The purpose of his trip was to tour the 186th Refueling Wing at Key Field.
"It means a great deal. He can't go to all the hundreds of bases around the country," said Montgomery.
"I'm always honored to come to the state," said Hall.
Some of the main assets of Mississippi bases that were noted by Hall, particularly the one here at Key Field, are the long runways and ample air space. Hall said both make work and training for reservists more time efficient and effective.
Assistant Secretary Hall said he can't say whether these assets will be enough to save the base during base closure talks next year.
"I'm not part of the BRAC process and don't report to them," said Hall. "What I have are representatives that provide information and data to the BRAC commission, but not from my visits. They're part of the overall process."

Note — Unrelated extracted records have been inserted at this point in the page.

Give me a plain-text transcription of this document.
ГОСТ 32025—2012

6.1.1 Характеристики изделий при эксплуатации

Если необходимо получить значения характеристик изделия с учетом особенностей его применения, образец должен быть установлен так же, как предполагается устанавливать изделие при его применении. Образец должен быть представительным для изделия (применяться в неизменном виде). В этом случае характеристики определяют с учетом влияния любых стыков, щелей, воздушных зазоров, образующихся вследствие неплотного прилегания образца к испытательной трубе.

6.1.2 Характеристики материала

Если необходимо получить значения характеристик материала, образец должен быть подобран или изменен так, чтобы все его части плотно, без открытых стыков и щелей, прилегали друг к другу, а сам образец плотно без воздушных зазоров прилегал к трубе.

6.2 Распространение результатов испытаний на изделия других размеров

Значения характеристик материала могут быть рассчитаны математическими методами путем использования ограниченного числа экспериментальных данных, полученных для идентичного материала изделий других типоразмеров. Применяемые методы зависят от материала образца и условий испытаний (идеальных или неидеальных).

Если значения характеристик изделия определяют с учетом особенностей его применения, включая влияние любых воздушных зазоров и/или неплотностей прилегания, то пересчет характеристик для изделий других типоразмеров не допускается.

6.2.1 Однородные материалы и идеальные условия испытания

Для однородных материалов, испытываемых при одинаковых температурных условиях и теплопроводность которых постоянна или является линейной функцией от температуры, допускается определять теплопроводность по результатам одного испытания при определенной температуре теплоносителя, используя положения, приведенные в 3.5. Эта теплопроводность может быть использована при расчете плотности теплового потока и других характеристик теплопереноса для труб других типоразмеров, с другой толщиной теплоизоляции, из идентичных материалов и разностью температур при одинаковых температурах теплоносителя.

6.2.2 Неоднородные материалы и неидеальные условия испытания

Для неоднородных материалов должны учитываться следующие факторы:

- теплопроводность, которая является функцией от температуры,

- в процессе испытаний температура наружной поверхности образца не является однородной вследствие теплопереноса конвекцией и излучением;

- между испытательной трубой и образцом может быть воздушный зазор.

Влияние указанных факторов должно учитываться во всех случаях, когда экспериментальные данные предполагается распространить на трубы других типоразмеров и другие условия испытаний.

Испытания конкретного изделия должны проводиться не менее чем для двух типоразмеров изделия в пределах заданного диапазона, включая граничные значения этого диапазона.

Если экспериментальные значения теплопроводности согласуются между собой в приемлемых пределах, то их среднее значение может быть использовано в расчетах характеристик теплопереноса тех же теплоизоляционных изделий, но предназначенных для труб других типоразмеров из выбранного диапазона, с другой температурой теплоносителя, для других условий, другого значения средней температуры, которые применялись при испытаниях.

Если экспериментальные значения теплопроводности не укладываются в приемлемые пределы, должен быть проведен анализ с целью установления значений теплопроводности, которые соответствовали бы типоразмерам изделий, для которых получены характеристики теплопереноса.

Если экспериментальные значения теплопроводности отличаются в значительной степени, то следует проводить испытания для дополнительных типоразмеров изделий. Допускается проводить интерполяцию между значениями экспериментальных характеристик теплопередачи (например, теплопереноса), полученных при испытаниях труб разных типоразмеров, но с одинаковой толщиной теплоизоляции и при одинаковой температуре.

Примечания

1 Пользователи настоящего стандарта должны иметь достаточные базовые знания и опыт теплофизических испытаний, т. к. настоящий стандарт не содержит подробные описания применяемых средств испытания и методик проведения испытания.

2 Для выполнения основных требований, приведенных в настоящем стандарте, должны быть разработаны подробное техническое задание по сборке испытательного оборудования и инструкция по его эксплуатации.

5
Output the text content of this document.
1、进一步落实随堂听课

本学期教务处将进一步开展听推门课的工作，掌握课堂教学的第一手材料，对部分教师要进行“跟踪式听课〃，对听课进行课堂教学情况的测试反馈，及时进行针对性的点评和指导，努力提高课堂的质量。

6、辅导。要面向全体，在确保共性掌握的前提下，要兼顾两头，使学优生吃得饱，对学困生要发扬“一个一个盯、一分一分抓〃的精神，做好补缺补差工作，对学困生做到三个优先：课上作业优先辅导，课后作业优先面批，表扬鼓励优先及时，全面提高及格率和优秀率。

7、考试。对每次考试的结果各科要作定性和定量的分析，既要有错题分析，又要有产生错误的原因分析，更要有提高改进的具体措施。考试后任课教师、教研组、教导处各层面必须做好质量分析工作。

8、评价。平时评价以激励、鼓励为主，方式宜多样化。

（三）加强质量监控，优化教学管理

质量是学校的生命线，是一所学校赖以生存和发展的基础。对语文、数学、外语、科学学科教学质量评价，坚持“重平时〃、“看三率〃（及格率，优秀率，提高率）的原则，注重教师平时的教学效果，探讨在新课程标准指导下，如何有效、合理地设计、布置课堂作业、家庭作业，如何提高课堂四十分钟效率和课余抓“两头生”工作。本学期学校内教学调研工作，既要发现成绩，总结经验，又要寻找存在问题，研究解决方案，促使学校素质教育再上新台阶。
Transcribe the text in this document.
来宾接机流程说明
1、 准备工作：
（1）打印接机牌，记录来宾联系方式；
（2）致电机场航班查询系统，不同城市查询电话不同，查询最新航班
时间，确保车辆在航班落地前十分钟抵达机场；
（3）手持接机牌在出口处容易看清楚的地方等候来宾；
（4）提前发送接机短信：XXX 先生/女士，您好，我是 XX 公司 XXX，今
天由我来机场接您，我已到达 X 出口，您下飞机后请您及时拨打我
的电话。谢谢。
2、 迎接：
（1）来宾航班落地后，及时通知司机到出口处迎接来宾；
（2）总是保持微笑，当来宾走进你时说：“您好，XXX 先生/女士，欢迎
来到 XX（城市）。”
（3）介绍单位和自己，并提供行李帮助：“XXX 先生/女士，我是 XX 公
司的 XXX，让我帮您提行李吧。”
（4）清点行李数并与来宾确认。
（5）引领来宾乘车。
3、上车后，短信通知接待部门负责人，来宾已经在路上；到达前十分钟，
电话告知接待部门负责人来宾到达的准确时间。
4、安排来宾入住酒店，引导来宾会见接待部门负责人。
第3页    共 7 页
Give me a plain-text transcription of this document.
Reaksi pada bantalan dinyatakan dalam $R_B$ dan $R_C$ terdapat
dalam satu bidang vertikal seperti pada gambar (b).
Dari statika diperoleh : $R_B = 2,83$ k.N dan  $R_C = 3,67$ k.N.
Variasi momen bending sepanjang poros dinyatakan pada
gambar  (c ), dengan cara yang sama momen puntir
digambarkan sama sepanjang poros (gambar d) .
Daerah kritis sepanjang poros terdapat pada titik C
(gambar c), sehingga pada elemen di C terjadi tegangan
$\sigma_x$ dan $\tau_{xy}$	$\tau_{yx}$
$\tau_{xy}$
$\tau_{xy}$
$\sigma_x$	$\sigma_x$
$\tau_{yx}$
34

"His presence does not mean we're out of the woods in the BRAC process," said Col. Erik Hearon, commander of the 186th Air Refueling Wing.
Meanwhile, with about 35 percent or 150,000 guardsmen and women and reservists currently on active duty worldwide, Secretary Hall said these "civilian soldiers", as they are often called, are more prepared now than ever before.
"In the early days we were not always trained and had the right equipment, but today we are committed to having the same equipment, the same level of training, the same standards," said Hall. "So, when you see a guardsman or serviceman, you can't tell whether they're active duty or not. That's the true test of a total force."
After leaving Meridian, Secretary Hall paid a visit to Camp Shelby outside Hattiesburg.